نوع مقاله : مقاله تحقیقی (پژوهشی)
1 دانشآموخته دکتری هواشناسی کشاورزی، دانشگاه فردوسی مشهد، مشهد، ایران
2 استادیار، پژوهشکده اقلیمشناسی مشهد،مشهد، ایران
3 استاد، گروه علوم و مهندسی آب، دانشکده کشاورزی، دانشگاه فردوسی، مشهد، ایران
عنوان مقاله [English]
In-situ observations underlie a wide range of planning, applied studies and modeling in various fields and sciences. Using this data in studies and planning without ensuring the accuracy and homogeneity of them can lead to uncertainty in the results. The major problems that researchers face are the poor data quality, missing data, outliers and in-homogeneity in time series. Therefore, in this paper, the minimum and maximum daily temperature series and daily rainfall series were analyzed at 37 weather stations in Iran for outliers and homogeneity over the period 1959-2018. In this regard, the World Meteorological Organization in cooperation with the Climatology Commission has provided instructions for data homogenization (e.g. WMO/TD Document No. 1186, Guidelines on climate metadata and homogenization; WMO Document No. 1203, WMO Guidelines on the Calculation of Climate Normal).
The main steps in data homogenization are:
Metadata analysis and data quality control;
Creating a reference series;
Detection of break points;
To do this, in the initial clustering, according to the previous activities and studies in this field which have mostly used empirical and quantitative methods, including principal components and cluster analysis, Iran was divided into 5 clusters based on the climatic characteristics. After initial clustering, the daily maximum and minimum temperatures and daily rainfall series were statistically analyzed using SPSS software and the percentage of missing data was determined for each station. Then, Climatol package in R software was used to study outliers, in-homogeneity and homogenization. In each cluster, the series are re-clustered based on the variability of desired parameter, and for each station, the other stations with similar variability belonging to that cluster are considered as reference stations.
Based on this algorithm, first the desired series is estimated and standardized by reference series using type (II) regression method. After estimating the series, the standardized anomaly series are calculated, in which the difference between the observed and estimated values is calculated. For detecting outliers, two steps were followed. Original data corresponding to the standardized anomalies greater than the prescribed thresholds were detected as outliers. In the second step, in order to confirm the outliers, the detected outliers in the first step were compared with the values of the days before and after for temperature series. If they differed significantly, they would be accepted as outliers and deleted. For the precipitation series, the atmospheric condition of the desired dates would be checked. For detection of in-homogeneity, the standard normal homogeneity test (SNHT) was performed on the monthly series. If the SNHT test statistic was greater than the prescribed threshold, the series was split at the point of the maximum SNHT and all the data before the break point were transferred to a new series with the same geographic coordinates. This process was repeated until all series were homogeneous. If break points were confirmed by metadata, they would then be accepted as non-climatic breaks. Finally, all the missing data in every homogenous series are estimated using same estimation procedure. The only difference is that the fragments of series are used as references.

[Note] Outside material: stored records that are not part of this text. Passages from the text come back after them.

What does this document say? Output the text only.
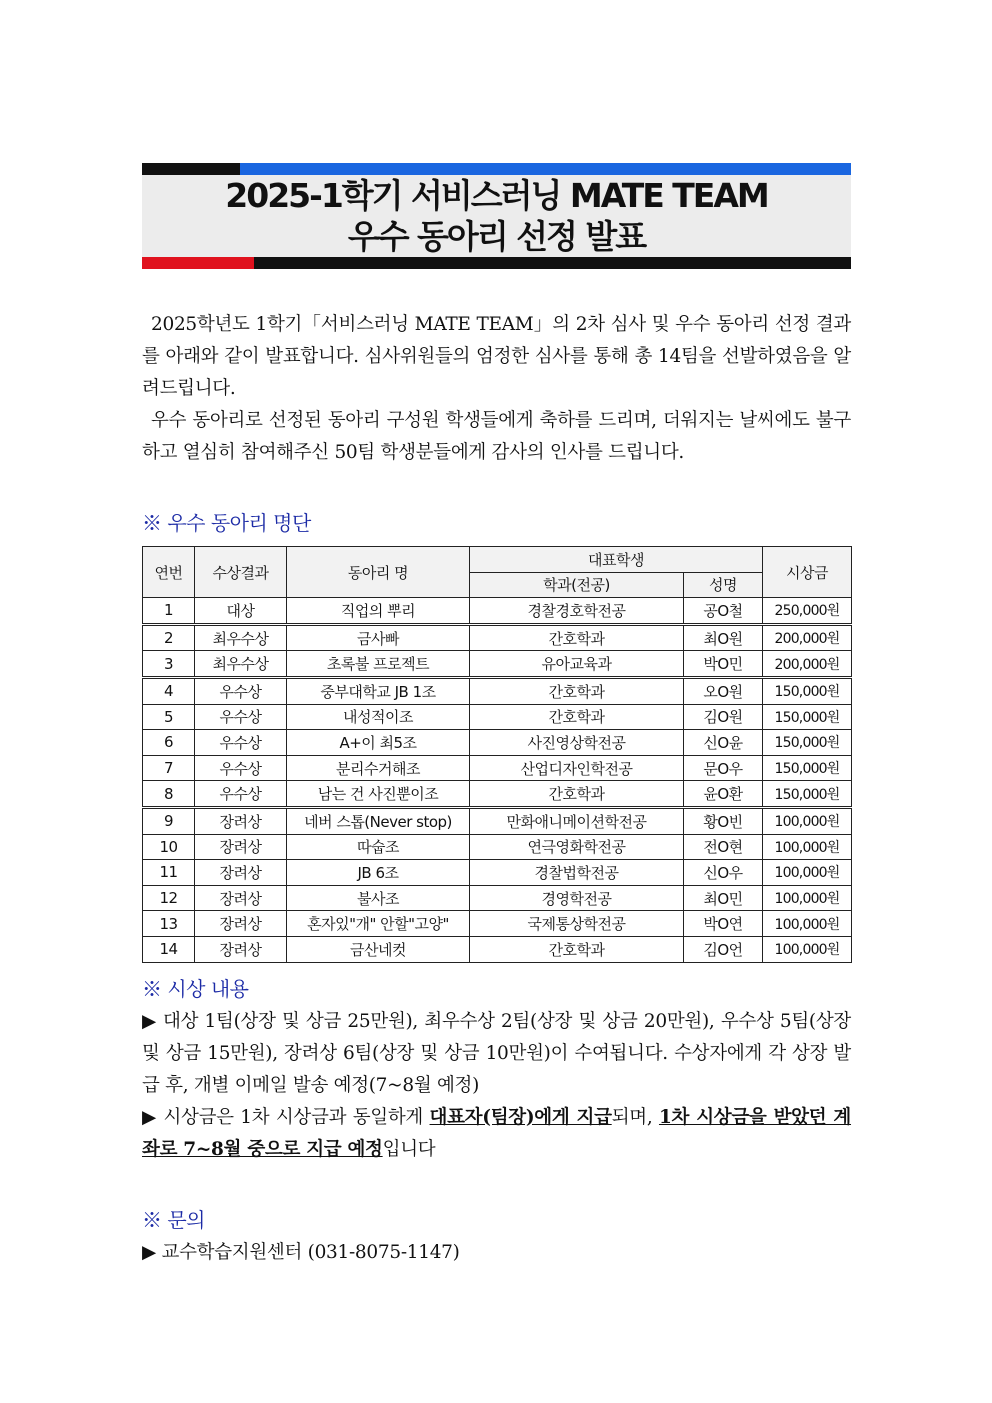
2025-1학기 서비스러닝 MATE TEAM
우수 동아리 선정 발표

2025학년도 1학기「서비스러닝 MATE TEAM」의 2차 심사 및 우수 동아리 선정 결과를 아래와 같이 발표합니다. 심사위원들의 엄정한 심사를 통해 총 14팀을 선발하였음을 알려드립니다.

우수 동아리로 선정된 동아리 구성원 학생들에게 축하를 드리며, 더워지는 날씨에도 불구하고 열심히 참여해주신 50팀 학생분들에게 감사의 인사를 드립니다.

※ 우수 동아리 명단
연번	수상결과	동아리 명	대표학생		시상금
			학과(전공)	성명	
1	대상	직업의 뿌리	경찰경호학전공	공O철	250,000원
2	최우수상	금사빠	간호학과	최O원	200,000원
3	최우수상	초록불 프로젝트	유아교육과	박O민	200,000원
4	우수상	중부대학교 JB 1조	간호학과	오O원	150,000원
5	우수상	내성적이조	간호학과	김O원	150,000원
6	우수상	A+이 최5조	사진영상학전공	신O윤	150,000원
7	우수상	분리수거해조	산업디자인학전공	문O우	150,000원
8	우수상	남는 건 사진뿐이조	간호학과	윤O환	150,000원
9	장려상	네버 스톱(Never stop)	만화애니메이션학전공	황O빈	100,000원
10	장려상	따숩조	연극영화학전공	전O현	100,000원
11	장려상	JB 6조	경찰법학전공	신O우	100,000원
12	장려상	불사조	경영학전공	최O민	100,000원
13	장려상	혼자있"개" 안할"고양"	국제통상학전공	박O연	100,000원
14	장려상	금산네컷	간호학과	김O언	100,000원
※ 시상 내용

▶ 대상 1팀(상장 및 상금 25만원), 최우수상 2팀(상장 및 상금 20만원), 우수상 5팀(상장 및 상금 15만원), 장려상 6팀(상장 및 상금 10만원)이 수여됩니다. 수상자에게 각 상장 발급 후, 개별 이메일 발송 예정(7~8월 예정)

▶ 시상금은 1차 시상금과 동일하게 대표자(팀장)에게 지급되며, 1차 시상금을 받았던 계좌로 7~8월 중으로 지급 예정입니다

※ 문의

▶ 교수학습지원센터 (031-8075-1147)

Given the large number of missing and suspicious data in 1959, we considered the beginning of the statistical period from 1960. Investigations have shown that on some dates, all stations in a cluster lack data, possibly due to glitches in the MESSIR-CLIM system of Meteorological Organization through which data is received. In such cases, the average data of the days before and after the mentioned stations was used to estimate the data on that dates. MESSIR-CLIM is the database of IRIMO including climatic database management system that is based on PostgreSQL. The main functions of the system receive and store all kinds of weather and climatic data. The system is able to collect and process massive amounts of information and provide meteorological products (such as charts, maps, tables, and reports).
For the maximum temperature in the stations of the Caspian region (Cluster 4), 18 dates and for the minimum temperature, 13 dates in the mountainous areas (Cluster 5), in all the cluster stations were missing data.
The maximum and minimum temperature and daily precipitation series for 37 weather stations of Iran have an average of 5%, 7% and 2% missing values, respectively.
In the 60-year time series (1959-2018) after deleting the 1959 data, the percentage of missing data at maximum and minimum daily temperature and daily precipitation decreased by an average of about 0.3%.
In this time series, excluding 1959 data, 7 outliers were detected for the maximum temperature parameter. For the minimum temperature, this number reached 7 and for the precipitation parameter, 8 outliers were identified. In 8 cases, due to the lack of atmospheric data on the desired dates, it was not possible to make a definitive judgment about the accuracy of precipitation data outliers.
In terms of daily temperature series, with the exception of Tabas station, out of 36 stations, 16 stations were homogeneous and 20 stations had one or two or three breakpoints. For the precipitation parameter, 5 in-homogeneous stations were identified.
Unfortunately, due to the lack of a comprehensive metadata bank, there was no definitive reason for many of these fractures at some stations.